The 2009 Eurovision Song Contest, which kicked off at Moscow’s Manezh exhibition center last night (May 10), could be the most lavish and expensive to date judging by the Russian broadcaster’s plans for the event.
The official opening ceremony, in which Moscow’s mayor Yuri Luzhkov took part, was followed by a show featuring previous Eurovision winners, such as Switzerland’s Lys Assia, the first ever winner of a Eurovision Song Contest in 1956, as wells as Ukraine’s winner Ruslana from 2004, Serbia’s 2007 winner Maria Serifovic and Dima Bilan, whose victory last year brought the Eurovision Song Contest to Russia for the first time ever.
Russia’s road to hosting Eurovision wasn’t exactly rosy. In August 2008, a military conflict between Russia and Georgia over the breakaway republic of South Ossetia prompted several countries, including Latvia and Estonia, to demand a boycotting of the Moscow contest, although both are now taking part. .
In March, another controversy was stirred when Georgia’s entry, Stephane & 3G, pulled out due to a dispute over the line “We Don’t Wanna Put In” in the lyrics of its contest song, in which many saw an intended pun on the last name of Russia’s prime minister, Vladimir Putin. The European Broadcasting Union, the contest’s organizer, demanded that the lyrics – which allegedly contained a political message – should be changed, which Stephane & 3G didn’t agree to.
Meanwhile, Russian organizer Channel One has not concealed its ambition to put out the most grandiose and expensive Eurovision show ever. The exact budget of Moscow’s Eurovision won’t be announced until the contest is over, but Russian media reported that €24 million ($32.6 million) has been spent to date. One of the main highlights will be a huge 1,500-square meter stage at the event’s main venue, Olimpiysky. Eurovision executive director Svante Stockselius said, speaking on Echo Moscow FM station on May 10, that the next country to host the Eurovision song contest would have to look for “a new angle” to avoid undesirable comparisons with Moscow’s large-scale event.

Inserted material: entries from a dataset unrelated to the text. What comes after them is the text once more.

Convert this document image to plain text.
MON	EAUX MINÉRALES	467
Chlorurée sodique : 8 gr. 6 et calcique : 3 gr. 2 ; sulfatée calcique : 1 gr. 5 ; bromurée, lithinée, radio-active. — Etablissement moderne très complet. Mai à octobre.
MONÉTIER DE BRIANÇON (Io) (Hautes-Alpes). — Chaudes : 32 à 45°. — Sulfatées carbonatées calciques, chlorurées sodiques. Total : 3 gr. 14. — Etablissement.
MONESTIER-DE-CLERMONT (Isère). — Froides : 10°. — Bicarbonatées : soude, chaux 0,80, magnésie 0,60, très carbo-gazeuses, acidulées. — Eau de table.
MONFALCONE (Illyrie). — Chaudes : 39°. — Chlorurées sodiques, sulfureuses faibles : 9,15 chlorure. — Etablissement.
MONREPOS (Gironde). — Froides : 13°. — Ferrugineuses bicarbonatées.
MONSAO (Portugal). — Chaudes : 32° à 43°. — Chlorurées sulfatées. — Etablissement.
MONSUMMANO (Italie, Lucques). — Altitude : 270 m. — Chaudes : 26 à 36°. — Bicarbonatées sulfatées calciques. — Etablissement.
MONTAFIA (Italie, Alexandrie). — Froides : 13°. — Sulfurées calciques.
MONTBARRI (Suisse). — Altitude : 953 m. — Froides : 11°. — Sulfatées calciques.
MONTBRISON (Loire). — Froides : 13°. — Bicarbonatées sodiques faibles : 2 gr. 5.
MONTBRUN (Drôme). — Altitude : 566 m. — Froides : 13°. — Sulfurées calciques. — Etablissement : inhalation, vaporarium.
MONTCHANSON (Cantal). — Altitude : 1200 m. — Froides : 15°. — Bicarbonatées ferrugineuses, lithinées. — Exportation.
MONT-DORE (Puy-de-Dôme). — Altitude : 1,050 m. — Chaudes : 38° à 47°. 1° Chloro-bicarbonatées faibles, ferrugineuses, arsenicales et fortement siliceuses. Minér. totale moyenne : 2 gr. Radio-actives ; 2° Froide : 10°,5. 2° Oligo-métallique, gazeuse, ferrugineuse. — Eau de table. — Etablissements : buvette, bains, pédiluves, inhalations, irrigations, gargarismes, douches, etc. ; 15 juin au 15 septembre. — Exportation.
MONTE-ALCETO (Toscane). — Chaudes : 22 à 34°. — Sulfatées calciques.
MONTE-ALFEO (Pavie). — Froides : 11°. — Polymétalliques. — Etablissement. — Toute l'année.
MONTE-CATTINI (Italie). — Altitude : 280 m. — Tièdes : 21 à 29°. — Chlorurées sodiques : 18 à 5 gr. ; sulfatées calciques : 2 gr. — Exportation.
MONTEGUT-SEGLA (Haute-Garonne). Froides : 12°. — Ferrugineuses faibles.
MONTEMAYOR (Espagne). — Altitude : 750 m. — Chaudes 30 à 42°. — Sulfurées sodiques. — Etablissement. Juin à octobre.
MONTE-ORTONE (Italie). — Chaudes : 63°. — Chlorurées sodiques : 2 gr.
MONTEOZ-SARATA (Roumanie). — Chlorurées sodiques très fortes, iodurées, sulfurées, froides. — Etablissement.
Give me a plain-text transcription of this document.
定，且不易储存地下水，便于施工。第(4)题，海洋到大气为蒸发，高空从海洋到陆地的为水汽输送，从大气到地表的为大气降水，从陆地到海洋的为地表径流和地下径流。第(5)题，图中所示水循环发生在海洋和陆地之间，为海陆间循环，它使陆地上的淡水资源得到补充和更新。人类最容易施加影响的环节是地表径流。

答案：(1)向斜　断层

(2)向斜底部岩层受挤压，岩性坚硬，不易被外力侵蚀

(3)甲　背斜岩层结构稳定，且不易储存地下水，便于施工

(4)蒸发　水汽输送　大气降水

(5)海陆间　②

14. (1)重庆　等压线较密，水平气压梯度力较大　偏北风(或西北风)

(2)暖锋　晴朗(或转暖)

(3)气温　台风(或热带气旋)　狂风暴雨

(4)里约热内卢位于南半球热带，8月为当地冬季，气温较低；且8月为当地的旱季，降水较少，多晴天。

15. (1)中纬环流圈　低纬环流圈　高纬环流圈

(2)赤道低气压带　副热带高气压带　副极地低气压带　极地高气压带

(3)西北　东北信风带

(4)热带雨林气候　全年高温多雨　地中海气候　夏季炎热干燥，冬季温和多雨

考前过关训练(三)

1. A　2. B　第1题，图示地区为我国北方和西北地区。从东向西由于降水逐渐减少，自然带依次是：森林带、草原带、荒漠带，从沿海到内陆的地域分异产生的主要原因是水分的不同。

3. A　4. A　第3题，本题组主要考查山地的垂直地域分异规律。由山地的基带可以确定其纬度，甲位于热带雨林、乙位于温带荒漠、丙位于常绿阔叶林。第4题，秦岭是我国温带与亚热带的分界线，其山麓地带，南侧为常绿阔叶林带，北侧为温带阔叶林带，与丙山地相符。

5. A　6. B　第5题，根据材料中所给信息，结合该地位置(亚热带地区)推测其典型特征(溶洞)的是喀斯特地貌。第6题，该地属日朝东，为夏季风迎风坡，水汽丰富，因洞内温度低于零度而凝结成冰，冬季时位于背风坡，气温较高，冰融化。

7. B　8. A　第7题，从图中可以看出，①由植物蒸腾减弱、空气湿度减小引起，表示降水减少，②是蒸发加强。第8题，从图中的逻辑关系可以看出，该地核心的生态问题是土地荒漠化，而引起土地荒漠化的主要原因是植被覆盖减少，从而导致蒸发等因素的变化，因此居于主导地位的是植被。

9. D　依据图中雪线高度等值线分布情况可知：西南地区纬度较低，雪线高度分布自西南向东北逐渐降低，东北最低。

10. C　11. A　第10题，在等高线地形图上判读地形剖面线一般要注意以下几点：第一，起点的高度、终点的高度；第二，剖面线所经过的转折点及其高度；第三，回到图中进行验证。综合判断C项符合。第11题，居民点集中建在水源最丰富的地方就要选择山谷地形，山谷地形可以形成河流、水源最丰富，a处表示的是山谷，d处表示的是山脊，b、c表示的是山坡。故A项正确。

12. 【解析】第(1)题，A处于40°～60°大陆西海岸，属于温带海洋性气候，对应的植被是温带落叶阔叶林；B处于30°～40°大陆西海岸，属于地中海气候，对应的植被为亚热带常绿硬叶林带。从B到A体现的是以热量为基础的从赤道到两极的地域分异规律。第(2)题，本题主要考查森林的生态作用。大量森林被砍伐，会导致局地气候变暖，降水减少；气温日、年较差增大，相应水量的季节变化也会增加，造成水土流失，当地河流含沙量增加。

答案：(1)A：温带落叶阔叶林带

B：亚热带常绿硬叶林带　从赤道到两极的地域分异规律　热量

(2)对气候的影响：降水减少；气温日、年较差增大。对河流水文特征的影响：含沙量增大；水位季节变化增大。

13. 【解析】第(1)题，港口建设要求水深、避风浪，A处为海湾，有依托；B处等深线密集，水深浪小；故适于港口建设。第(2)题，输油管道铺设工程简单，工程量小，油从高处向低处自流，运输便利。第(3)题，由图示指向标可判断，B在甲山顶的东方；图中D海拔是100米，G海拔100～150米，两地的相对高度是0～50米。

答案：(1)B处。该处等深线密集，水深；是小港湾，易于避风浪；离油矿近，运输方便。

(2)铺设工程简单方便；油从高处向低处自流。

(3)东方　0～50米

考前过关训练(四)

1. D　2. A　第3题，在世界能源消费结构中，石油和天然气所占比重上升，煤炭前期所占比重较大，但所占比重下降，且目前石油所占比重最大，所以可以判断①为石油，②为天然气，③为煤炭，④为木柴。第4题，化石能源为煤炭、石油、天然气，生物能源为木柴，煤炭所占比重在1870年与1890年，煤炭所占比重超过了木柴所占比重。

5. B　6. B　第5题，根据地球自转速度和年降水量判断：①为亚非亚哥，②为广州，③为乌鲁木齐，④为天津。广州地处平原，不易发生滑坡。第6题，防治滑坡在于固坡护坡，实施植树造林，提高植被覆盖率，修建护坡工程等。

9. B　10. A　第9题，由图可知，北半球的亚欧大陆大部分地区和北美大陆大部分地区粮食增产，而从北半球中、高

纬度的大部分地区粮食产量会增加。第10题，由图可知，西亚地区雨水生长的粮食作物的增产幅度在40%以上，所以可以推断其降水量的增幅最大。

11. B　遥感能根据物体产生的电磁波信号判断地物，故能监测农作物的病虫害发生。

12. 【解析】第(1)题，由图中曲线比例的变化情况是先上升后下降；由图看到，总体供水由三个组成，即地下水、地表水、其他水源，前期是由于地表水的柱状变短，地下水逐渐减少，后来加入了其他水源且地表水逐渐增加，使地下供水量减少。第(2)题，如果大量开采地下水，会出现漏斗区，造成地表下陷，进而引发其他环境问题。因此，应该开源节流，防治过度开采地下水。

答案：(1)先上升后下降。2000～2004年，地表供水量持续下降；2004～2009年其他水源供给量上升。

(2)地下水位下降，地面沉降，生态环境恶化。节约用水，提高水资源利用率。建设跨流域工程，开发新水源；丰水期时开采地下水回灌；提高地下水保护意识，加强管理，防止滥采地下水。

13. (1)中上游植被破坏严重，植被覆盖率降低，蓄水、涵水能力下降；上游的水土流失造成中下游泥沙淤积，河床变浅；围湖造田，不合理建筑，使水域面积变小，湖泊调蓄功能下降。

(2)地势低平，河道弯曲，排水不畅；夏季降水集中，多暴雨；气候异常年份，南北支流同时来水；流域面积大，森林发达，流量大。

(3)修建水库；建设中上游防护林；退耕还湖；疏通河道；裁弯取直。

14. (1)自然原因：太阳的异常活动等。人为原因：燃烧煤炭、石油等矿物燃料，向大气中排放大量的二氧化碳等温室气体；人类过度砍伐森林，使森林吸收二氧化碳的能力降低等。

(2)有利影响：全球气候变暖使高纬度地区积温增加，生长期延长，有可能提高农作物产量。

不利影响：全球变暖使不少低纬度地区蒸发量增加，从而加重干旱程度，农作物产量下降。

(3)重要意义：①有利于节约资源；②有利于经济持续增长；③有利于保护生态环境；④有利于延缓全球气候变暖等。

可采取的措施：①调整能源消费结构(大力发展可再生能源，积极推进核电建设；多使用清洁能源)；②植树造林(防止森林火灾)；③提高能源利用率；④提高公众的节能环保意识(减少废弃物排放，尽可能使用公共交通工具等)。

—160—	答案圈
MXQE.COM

Semi-finals are scheduled to be held at Olimpiysky on May 12 and 14. Ten winners of each semi-final will be joined by the “Big Four” countries – France, Germany, Spain and the United Kingdom – and Russia as the host country at the final scheduled for May 16. For the first time this year, votes by a national professional jury – headed by pop-singer Filipp Kirkorov – will be combined with those cast by audiences via phone or SMS in the semi-finals.
According to odds from betting agencies, the front runners are Norway’s Alexander Rybak, a 22-year old singer of Belarusian ancestry; Greece’s biggest national star, Sakis Rouvas; Turkey’s controversial singer Hadise, whose video for the contest song “Düm Tek Tek” was banned by some channels as “too sexy”; and Ukraine’s Svetlana Loboda.